Simply download a PDF of the manual from Panasonic then upload it to the iPad – I have done this for my Canon 5D and both Panasonics I own – the LX1 and the G1. Handy for those occasions when you forget how some rarely used setting works in the myriad of screens, dials and buttons which typifes modern gear. The 5D and LX1 come in at 5-6mB each but, for reasons only know to the twit who assembled the like-length one for the G1, that one comes in at a whopping 50.7mB! To compress this file before uploading it to the precious free space on your iPad, if you are using Snow Leopard on your Mac, download and install Apple’s Compress PDF Workflow utility to restore the PDF Compress option in the Print dialog which pops up when you load a PDF using Preview (not Adobe Reader) and hit Print – for some reason this option went missing from Snow Leopard.

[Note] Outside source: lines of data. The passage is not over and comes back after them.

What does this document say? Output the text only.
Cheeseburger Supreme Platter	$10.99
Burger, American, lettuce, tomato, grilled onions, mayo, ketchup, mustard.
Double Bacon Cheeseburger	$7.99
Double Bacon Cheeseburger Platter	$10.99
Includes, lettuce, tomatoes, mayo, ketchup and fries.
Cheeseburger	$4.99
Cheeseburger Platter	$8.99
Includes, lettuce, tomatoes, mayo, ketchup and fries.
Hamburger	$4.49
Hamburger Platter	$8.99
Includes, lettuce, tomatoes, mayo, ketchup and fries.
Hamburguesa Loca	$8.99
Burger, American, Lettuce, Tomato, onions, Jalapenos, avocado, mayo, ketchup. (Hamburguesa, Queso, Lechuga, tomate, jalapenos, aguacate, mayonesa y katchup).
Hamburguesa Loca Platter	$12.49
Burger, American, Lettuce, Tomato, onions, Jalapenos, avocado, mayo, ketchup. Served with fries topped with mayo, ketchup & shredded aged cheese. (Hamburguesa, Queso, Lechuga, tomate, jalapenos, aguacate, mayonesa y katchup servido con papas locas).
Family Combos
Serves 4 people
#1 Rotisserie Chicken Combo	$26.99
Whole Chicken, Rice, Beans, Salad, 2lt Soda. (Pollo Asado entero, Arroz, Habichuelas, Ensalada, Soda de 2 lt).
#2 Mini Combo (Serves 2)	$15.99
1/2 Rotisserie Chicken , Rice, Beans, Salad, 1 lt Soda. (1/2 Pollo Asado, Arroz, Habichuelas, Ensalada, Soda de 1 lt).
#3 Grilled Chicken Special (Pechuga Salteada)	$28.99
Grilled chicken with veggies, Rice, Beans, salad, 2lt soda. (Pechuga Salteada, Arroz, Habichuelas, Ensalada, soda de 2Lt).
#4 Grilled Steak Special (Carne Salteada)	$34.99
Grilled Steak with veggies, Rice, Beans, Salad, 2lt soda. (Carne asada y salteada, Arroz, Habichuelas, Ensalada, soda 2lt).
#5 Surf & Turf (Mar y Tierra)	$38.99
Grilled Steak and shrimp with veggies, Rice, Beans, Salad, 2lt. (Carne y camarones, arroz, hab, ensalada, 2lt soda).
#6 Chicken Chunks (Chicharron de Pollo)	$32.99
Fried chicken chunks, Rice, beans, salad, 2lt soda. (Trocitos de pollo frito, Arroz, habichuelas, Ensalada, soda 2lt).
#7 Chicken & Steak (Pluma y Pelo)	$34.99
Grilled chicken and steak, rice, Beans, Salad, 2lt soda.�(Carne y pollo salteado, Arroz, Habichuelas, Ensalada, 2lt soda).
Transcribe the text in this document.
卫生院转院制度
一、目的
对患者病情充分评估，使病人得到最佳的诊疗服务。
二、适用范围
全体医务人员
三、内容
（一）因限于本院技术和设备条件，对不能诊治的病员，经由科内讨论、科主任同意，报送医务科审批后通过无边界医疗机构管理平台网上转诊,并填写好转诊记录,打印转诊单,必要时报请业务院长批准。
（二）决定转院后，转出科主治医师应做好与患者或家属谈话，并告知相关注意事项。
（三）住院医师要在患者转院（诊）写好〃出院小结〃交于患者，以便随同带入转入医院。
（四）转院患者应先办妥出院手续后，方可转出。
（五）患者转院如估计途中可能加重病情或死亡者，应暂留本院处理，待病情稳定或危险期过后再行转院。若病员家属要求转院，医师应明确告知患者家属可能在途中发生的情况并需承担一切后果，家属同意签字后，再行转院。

Here’s the files sizes after and before – duh!:

I’ll leave it to you to figure out which one to upload to your iPad. The smaller one shows no quality deterioration and a keyword search is many times faster.

The beauty of the GoodReader app is that it has a search function, far more powerful than the miserable table of contents provided by camera makers.

Here’s the title page of the 5D’s manual:

The Canon 5D’s 180 page manual on the iPad, viewed in GoodReader.

Goodness knows why Canon decided to label this ‘Copy’ – it’s not like it’s a Leonardo, after all, but whatever. The vertical scroll bar at left permits you to zip through the manual in GoodReader whereas the magnifying glass at the base permits word search.

Here’s a page search result in the G1’s manual where I searched for the word ‘Multiple’, highlighted in blue:

A keyword search in the G1’s manual.

Here are all three manuals uploaded to GoodReader on my iPad. I keep them in a separate sub-folder to clean up the clutter:

Not, you understand, that I would ever forget how my camera works ….

A moment’s thought suggests the infinite number of uses this could be put to – machine repair manuals for field technicians, heart transplant manuals for doctors, legal tracts for scumbag lawyers, and so on. Heck, I may even keep my tax returns on mine when I want some really depressing reading.